Enterprising concept seeks to eradicate outlawed tradition

A business proposal to make low cost sanitary pads to eradicate the rural Nepal social practice of banishing menstruating women from family life has won the top award in a global business competition.

Adam Smith, a student from Victoria Business School, accepted the 2014 Global Enterprise Experience ANZ Champion Team Award at a function at Parliament on Tuesday night on behalf of his seven team members from Argentina, Nepal, Malaysia and Australia.

Adam’s team was one of 114 teams competing in the contest. Participants came from 62 countries and were all led by New Zealand students, mainly from Victoria and Otago universities. They had three weeks to communicate in cyberspace and develop a business concept proposal on a profitable product or service that addresses the needs of youth and/or children.

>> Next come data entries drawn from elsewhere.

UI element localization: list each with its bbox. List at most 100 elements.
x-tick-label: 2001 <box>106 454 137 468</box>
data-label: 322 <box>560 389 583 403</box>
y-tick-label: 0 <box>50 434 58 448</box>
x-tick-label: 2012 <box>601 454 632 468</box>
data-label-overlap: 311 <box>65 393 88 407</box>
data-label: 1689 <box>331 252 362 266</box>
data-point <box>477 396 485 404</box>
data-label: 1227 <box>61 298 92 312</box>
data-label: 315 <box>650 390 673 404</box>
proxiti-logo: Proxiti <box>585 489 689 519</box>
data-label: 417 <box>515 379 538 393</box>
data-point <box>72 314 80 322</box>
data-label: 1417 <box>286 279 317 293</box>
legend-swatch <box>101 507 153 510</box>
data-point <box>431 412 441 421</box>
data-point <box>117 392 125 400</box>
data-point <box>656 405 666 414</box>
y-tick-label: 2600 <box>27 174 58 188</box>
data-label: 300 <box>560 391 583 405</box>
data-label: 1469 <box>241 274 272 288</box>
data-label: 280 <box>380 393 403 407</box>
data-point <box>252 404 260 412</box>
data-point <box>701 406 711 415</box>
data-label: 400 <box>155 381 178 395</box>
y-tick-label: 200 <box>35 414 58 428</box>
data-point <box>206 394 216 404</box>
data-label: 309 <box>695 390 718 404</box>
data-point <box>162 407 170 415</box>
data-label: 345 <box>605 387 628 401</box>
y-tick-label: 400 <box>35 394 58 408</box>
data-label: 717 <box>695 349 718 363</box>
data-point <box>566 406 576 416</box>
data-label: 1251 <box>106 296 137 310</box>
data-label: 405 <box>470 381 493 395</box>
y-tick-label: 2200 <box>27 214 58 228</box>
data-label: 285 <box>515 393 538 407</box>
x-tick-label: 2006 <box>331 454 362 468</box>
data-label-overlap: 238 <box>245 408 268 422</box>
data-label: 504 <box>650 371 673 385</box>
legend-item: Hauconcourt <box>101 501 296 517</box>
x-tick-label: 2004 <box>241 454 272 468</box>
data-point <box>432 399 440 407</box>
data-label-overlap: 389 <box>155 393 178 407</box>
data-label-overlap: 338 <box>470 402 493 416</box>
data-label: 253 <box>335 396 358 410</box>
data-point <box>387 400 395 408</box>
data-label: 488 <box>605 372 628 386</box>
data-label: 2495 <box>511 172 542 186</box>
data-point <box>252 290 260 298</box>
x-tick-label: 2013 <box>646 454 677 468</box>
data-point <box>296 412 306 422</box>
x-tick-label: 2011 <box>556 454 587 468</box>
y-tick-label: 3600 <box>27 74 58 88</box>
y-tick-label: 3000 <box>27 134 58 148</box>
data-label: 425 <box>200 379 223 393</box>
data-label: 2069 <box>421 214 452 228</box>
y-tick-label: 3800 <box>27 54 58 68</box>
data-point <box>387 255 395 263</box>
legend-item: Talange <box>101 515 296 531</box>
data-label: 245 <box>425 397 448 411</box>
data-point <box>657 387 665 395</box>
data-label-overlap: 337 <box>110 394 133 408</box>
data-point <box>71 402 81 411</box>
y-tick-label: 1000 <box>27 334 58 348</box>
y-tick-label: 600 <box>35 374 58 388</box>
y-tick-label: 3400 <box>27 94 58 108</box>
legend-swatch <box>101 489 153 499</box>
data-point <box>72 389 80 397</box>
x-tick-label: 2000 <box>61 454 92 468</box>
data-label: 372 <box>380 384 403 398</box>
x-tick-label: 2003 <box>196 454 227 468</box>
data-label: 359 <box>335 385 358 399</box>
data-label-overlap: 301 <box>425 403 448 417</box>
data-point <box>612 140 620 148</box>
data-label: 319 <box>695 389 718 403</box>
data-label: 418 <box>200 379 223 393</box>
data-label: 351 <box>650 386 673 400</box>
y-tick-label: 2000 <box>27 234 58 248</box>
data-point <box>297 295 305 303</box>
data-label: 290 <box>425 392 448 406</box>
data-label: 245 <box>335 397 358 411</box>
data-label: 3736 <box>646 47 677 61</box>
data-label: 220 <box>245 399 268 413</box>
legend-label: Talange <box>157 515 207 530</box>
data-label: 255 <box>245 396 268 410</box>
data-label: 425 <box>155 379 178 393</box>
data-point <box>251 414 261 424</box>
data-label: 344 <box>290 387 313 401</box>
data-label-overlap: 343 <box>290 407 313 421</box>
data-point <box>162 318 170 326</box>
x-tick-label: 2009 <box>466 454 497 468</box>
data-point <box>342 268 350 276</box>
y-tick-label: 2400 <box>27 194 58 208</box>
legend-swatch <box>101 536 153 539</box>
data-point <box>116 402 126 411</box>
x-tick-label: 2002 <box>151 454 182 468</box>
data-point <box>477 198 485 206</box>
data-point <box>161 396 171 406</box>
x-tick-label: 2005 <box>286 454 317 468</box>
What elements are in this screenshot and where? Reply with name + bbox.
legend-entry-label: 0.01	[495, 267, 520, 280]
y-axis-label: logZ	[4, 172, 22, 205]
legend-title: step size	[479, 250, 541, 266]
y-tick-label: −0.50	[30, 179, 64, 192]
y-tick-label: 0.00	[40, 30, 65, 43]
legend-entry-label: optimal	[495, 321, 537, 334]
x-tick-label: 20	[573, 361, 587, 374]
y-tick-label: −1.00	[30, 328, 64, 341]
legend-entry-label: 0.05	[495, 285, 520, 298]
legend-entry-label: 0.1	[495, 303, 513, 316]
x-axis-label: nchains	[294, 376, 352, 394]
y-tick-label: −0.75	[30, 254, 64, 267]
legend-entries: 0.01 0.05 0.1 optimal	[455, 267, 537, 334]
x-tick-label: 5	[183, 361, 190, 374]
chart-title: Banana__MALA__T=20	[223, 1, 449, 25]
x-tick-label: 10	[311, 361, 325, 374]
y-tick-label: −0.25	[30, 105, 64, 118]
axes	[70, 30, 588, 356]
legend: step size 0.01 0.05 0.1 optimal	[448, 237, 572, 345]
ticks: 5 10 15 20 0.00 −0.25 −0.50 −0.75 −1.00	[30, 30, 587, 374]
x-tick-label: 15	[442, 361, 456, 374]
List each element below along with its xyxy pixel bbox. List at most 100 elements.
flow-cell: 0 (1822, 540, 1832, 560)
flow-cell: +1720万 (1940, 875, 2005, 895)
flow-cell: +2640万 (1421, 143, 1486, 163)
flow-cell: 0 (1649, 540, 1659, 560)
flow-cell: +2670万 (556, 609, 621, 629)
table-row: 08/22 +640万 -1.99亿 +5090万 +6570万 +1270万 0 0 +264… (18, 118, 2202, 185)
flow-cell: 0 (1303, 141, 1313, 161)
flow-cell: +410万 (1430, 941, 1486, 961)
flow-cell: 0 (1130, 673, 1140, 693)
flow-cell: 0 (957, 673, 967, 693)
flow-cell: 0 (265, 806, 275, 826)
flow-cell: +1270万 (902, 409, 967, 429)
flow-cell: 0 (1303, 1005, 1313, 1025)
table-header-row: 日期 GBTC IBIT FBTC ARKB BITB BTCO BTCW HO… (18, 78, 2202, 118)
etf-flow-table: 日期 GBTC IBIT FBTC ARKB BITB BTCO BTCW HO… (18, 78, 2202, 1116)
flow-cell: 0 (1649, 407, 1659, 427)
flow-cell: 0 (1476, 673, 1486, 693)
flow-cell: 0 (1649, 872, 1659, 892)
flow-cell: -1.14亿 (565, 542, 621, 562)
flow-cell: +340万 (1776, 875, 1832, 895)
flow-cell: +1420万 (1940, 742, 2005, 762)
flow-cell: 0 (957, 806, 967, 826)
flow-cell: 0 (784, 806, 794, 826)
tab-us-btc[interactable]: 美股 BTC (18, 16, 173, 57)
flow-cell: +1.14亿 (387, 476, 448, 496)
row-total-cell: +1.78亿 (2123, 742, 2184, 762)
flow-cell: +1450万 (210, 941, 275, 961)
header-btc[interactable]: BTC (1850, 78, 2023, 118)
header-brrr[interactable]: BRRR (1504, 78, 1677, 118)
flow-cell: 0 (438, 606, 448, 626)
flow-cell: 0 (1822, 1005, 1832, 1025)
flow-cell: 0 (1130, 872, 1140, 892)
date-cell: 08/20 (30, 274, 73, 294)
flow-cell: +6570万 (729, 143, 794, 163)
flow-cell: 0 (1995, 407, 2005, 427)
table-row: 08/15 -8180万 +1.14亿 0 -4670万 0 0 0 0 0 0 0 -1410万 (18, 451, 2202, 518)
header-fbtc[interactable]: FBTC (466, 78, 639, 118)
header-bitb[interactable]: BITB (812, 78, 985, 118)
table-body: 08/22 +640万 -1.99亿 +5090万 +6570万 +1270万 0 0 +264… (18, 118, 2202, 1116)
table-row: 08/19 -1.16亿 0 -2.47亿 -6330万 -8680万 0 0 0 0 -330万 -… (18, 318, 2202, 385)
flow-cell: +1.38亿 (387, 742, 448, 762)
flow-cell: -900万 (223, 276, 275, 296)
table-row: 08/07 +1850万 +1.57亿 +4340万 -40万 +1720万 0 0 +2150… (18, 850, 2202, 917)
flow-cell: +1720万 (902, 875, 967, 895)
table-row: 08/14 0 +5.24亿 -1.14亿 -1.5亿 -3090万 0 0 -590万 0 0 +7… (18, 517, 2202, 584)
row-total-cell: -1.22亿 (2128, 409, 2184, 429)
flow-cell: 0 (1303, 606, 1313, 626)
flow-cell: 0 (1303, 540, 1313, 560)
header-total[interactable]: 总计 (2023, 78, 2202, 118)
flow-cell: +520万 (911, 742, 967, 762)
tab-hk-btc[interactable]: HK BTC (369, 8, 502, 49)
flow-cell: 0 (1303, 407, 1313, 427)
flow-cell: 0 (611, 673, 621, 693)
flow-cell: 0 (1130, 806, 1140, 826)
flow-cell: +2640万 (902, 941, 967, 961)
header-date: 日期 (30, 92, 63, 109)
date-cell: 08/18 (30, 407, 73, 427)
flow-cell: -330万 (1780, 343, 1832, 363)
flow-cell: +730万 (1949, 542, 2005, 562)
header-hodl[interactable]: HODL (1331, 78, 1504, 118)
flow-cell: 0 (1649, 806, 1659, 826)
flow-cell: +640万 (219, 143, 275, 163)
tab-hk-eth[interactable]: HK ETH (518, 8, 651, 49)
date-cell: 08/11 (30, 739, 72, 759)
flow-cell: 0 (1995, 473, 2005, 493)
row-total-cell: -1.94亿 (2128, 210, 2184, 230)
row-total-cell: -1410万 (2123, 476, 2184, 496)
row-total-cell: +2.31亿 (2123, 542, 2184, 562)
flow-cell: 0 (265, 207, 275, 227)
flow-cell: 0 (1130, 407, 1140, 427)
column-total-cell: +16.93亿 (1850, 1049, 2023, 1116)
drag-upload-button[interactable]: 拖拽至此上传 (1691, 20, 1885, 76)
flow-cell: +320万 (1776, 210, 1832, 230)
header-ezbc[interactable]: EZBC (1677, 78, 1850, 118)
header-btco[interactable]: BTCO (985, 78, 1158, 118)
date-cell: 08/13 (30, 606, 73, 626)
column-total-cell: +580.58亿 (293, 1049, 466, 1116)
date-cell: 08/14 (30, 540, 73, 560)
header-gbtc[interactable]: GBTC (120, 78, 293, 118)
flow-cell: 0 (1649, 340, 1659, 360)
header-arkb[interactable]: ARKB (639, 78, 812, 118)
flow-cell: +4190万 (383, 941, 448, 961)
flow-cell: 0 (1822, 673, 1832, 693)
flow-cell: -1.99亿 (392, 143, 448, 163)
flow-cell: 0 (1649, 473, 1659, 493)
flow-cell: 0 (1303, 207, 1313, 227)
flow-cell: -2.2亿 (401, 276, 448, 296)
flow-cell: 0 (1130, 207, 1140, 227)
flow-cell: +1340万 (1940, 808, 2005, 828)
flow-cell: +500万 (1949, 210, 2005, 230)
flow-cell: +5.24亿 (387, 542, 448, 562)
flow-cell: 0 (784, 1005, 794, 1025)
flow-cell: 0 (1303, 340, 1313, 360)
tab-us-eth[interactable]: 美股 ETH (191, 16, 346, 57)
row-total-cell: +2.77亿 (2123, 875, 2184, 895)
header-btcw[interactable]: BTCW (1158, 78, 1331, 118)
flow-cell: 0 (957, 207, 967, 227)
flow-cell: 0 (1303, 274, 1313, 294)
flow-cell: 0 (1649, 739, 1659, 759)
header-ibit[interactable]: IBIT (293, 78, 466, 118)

“Chhaupadi is a social tradition, which is now illegal but prevalent in nearly all of rural Nepal, where women are prohibited from participating in normal family activities during menstruation and cast out of the house. Due to their low income, these women cannot afford expensive, but necessary, sanitary items, and use old rags, leaves and ash instead, leaving them embarrassed and susceptible to numerous health issues,” says Adam.

“My team proposed providing affordable sanitary pads to promote adaptation of healthy hygiene habits, which would hopefully reduce the stigma of menstruation and enable higher school attendance rates among girls.”

Adam says participating in the Global Enterprise Experience competition was a “revelatory journey”.

“Having the opportunity to talk frankly with others my age who face a very different reality was humbling and inspirational. I realised I took for granted many of the things in my life which others only dream of, such as education and even electricity.

“I learnt a lot, not only about managing people and the challenges involved, but also about myself and how lucky we are.”

Deb Gilbertson, the director of the programme from Te Kaihau Ltd, said that many of the students faced hardships in contributing to their global teams. “The Baha’is in Iran are banned from study and communicating with foreigners, but still contributed fully to their team. Nepalis faced 12 hour power cuts each day, Nigerians used cell phones rather than computers to write the reports, and Rwandans begged security guards to open the university computer rooms that were closed for a week during commemorations of the 1994 genocide.”

The judges were His Excellency Dr the Right Honourable Lockwood Smith, New Zealand High Commissioner to the United Kingdom, Ireland and Nigeria, Ghazali bin Dato' Mohamed Yusoff, Malaysian entrepreneur, philanthropist, business and social leader; Michael Wills, Relationship Manager at ANZ; and Berlinda Chin, Director, New Zealand Office of Ethnic Affairs.

The Global Enterprise Experience is sponsored by ANZ, Victoria University, University of Otago Business School, Dynamix Teamwear, and Te Kaihau education consultancy.